The following gist of the judgment is regarding the part of FRAND defense.
“ It cannot be considered, as follows, that the relevant FRAND declaration is an application for license agreement under French law.
That is, (1) the relevant FRAND declaration only contains the wording, ‘prepared to grant irrevocable licenses,’ … and is not considered to be a decisive approval of licensing in terms of wording.
Also, (2) …The relevant FRAND declaration lacks the conditions that should properly be established in a license agreement and if the declaration is considered to be an application for license agreement, the contents of the license agreement that is concluded cannot be established.
Similarly, (3) …in which there is a holder of an essential patent who has not made a FRAND declaration, a situation may occur where the license agreement is concluded only in regard to a patent subject to the FRAND declaration without the reciprocity condition being met.
In addition, (4) … even in ETSI, it is premised that a FRAND declaration based on the IPR Policy, including the relevant FRAND declaration, does not immediately lead to the conclusion of a license agreement.
Further, (5) although in the process of formulating the present ETSI IPR Policy, there initially existed an attempt to make a stipulation enabling the providing of an ‘automatic license’ to users, this was relinquished due to a strong opposition and the present IPR Policy was adopted consequently … .”

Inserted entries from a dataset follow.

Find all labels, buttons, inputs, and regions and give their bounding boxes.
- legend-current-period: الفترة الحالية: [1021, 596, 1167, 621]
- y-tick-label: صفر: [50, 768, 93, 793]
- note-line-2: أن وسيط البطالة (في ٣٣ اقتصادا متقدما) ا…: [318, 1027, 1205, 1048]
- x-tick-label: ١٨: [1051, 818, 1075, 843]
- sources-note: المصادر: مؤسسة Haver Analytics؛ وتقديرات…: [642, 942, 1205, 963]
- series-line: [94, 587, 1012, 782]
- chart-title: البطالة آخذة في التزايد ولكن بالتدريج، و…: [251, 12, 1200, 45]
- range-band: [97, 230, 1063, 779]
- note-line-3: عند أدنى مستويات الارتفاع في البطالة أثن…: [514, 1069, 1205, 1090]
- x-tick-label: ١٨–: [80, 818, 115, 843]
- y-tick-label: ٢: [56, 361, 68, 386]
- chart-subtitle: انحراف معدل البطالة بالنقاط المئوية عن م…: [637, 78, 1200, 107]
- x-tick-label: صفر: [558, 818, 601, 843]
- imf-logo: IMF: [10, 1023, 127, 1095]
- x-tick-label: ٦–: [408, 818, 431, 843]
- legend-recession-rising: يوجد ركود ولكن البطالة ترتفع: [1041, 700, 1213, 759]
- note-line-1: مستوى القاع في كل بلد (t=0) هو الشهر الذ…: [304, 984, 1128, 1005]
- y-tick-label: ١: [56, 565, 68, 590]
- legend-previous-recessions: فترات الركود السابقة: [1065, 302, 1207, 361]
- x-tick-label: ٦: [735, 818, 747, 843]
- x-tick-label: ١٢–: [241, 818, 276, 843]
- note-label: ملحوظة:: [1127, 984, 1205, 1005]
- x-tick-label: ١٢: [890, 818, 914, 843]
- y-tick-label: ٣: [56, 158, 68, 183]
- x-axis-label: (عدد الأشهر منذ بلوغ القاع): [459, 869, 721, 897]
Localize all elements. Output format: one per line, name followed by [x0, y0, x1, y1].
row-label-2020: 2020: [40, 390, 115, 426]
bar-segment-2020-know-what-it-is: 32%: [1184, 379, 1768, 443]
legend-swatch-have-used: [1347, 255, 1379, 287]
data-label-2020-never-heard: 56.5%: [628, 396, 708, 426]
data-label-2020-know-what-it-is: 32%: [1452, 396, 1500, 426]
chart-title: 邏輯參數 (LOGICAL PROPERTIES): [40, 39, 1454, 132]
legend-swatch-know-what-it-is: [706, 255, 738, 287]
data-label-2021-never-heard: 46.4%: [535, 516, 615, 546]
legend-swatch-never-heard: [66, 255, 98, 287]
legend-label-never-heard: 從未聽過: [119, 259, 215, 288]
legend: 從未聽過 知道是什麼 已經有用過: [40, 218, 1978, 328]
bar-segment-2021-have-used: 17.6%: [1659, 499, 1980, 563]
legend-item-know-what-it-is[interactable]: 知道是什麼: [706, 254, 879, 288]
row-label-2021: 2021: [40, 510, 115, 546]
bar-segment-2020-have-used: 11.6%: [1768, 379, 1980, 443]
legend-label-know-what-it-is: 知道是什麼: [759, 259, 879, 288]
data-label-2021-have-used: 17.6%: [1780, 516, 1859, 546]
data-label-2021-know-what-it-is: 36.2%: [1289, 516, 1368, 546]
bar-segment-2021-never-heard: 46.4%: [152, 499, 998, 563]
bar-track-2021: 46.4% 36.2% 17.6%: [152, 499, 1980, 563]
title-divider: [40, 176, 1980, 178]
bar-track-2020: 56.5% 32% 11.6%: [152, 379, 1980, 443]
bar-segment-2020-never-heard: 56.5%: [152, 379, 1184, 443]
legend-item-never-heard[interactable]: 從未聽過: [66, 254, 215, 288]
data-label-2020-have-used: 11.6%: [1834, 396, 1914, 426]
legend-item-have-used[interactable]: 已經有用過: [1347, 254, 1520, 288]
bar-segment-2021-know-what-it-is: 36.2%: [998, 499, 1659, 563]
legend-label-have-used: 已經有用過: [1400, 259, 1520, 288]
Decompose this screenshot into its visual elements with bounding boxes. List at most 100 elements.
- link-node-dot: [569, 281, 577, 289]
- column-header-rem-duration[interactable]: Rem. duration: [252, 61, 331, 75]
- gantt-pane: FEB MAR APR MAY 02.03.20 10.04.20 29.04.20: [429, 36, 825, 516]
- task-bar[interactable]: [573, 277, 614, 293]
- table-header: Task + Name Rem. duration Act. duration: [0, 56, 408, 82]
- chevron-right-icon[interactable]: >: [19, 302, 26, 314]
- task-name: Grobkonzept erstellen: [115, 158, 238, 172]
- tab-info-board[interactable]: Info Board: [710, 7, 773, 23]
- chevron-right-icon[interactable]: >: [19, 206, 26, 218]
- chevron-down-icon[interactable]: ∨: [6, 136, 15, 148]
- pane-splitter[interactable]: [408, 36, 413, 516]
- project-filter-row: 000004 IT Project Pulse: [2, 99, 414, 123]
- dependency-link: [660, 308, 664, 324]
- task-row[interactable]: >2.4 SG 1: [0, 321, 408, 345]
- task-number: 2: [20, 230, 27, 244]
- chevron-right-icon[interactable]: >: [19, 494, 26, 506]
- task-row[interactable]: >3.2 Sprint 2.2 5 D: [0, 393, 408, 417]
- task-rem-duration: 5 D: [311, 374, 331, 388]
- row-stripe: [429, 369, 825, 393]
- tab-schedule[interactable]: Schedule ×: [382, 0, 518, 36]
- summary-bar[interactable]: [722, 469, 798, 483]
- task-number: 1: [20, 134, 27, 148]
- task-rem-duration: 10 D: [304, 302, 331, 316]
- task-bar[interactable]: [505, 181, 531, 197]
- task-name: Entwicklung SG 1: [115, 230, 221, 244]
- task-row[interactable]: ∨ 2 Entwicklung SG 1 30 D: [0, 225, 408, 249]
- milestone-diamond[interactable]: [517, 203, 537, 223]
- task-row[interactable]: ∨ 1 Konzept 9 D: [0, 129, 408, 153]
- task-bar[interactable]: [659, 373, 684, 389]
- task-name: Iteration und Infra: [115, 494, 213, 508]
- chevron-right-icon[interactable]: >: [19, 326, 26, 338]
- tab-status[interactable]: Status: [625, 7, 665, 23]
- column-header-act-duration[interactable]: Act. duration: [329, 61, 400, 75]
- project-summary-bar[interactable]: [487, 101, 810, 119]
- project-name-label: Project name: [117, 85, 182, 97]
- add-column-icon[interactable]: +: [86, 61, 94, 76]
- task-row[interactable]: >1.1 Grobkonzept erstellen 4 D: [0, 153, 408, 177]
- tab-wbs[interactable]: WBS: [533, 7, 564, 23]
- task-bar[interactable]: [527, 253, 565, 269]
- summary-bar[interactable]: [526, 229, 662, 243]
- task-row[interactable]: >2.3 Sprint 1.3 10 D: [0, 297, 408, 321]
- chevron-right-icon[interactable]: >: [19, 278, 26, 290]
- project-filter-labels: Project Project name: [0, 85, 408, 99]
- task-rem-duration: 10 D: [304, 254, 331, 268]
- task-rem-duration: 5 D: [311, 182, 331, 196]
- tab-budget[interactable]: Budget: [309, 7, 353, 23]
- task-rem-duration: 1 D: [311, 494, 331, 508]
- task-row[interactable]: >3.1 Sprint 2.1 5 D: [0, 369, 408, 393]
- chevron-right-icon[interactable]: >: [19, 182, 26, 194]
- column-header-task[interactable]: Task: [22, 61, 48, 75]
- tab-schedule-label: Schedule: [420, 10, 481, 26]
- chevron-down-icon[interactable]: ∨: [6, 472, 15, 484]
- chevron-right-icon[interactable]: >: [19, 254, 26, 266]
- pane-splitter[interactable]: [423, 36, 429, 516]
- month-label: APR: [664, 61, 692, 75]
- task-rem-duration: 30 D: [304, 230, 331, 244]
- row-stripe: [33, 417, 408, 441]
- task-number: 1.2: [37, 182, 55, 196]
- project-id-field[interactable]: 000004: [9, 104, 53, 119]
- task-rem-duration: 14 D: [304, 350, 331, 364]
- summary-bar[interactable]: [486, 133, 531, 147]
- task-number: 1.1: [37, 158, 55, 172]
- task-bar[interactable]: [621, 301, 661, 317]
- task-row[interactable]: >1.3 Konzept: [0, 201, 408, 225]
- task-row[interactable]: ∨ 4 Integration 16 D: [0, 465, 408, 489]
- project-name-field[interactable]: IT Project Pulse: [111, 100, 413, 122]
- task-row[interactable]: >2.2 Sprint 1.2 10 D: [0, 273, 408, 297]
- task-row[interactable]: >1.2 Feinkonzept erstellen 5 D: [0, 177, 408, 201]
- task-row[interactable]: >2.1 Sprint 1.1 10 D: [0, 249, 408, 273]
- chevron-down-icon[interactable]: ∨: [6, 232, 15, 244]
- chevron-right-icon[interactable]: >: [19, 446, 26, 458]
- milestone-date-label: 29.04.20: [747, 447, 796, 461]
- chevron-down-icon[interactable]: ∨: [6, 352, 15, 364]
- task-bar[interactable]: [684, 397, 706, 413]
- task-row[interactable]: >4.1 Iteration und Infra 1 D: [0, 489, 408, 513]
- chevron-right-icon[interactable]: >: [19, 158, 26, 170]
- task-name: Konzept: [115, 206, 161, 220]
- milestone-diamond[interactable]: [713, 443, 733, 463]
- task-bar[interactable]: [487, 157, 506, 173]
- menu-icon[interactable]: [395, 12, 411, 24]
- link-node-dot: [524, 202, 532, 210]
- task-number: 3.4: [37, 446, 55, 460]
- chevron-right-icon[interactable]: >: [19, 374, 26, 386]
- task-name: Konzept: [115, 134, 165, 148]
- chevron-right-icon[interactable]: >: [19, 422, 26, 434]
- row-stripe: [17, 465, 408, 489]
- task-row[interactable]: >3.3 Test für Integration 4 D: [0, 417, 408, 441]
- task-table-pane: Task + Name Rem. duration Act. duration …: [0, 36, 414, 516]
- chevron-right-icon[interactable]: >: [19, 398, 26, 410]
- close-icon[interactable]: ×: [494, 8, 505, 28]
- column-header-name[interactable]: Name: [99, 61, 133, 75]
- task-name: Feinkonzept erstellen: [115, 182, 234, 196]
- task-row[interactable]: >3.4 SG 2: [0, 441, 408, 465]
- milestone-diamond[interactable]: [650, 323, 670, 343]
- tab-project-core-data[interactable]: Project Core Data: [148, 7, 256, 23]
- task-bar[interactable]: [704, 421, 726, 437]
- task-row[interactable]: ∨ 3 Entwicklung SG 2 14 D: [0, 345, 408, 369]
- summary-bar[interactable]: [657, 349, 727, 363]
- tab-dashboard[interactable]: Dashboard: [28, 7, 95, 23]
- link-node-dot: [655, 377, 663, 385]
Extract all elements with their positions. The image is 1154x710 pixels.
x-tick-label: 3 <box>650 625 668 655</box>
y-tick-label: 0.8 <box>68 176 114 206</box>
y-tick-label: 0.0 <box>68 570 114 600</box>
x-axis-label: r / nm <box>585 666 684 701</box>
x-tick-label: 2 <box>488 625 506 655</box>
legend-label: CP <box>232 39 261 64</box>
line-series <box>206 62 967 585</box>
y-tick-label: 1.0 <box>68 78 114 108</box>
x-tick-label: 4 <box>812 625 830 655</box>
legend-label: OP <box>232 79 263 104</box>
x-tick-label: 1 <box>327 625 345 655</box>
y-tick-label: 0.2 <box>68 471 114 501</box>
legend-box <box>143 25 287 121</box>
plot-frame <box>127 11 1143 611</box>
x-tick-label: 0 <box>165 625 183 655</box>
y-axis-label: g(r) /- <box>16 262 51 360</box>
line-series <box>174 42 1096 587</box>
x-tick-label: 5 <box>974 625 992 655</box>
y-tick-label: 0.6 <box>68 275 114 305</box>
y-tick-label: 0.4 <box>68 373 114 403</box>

“ …The trust of the party performing the manufacture, sale, etc., of the UMTS-standard compliant product with such expectations will be damaged if the exercise of the right to seek damages beyond the license fee according to the FRAND terms is allowed in regard to the relevant patent for which the relevant FRAND declaration has been made.
… A party that has made a FRAND declaration, such as the relevant FRAND declaration, that is required by the ETSI IPR Policy has declared the readiness to grant, on its own will, an irrevocable license under the FRAND terms and it can thus be said that the necessity of allowing the right to seek damages beyond license fee according to the FRAND terms is not high.
It therefore should be determined when a patentee who has made the FRAND declaration seeks, on the basis of the patent rights, damages beyond the license fee according to the FRAND terms, the seeking of damages beyond the license fee can be rejected if the counterparty, from whom the damages are sought, claims and proves the fact that the patentee has made the FRAND declaration.
On the other hand, if the patentee claims and proves that there exist special circumstances, such as the counterparty not having an intention to receive a license in accordance with the FRAND terms, it should be determined that the portion of the damages sought beyond the license fee according to the FRAND terms should also be allowed. … The special circumstances, such that the counterparty does not have the intention to receive a license in accordance with the FRAND terms, should be subject to rigorous scrutiny.”
“ … First, of the total sales amount of the relevant products 2 and 4, the proportion of the portion contributed by the compliance to the UMTS standards is calculated … and then the proportion of the portion, among the portion contributed by the compliance to the UMTS standards, that is contributed by the relevant patent is calculated … .
In calculating the proportion of the portion, among the portion contributed by the compliance to the UMTS standards, that is contributed by the relevant patent, a calculation method by which the total of the license fee for all essential patents does not exceed a fixed proportion is adopted from the standpoint of suppressing the cumulative royalty from becoming excessive …, and in the present case, it is appropriate to perform division by the number of patents essential to the UMTS standards because the specific contents of the other essential patents are not clear.”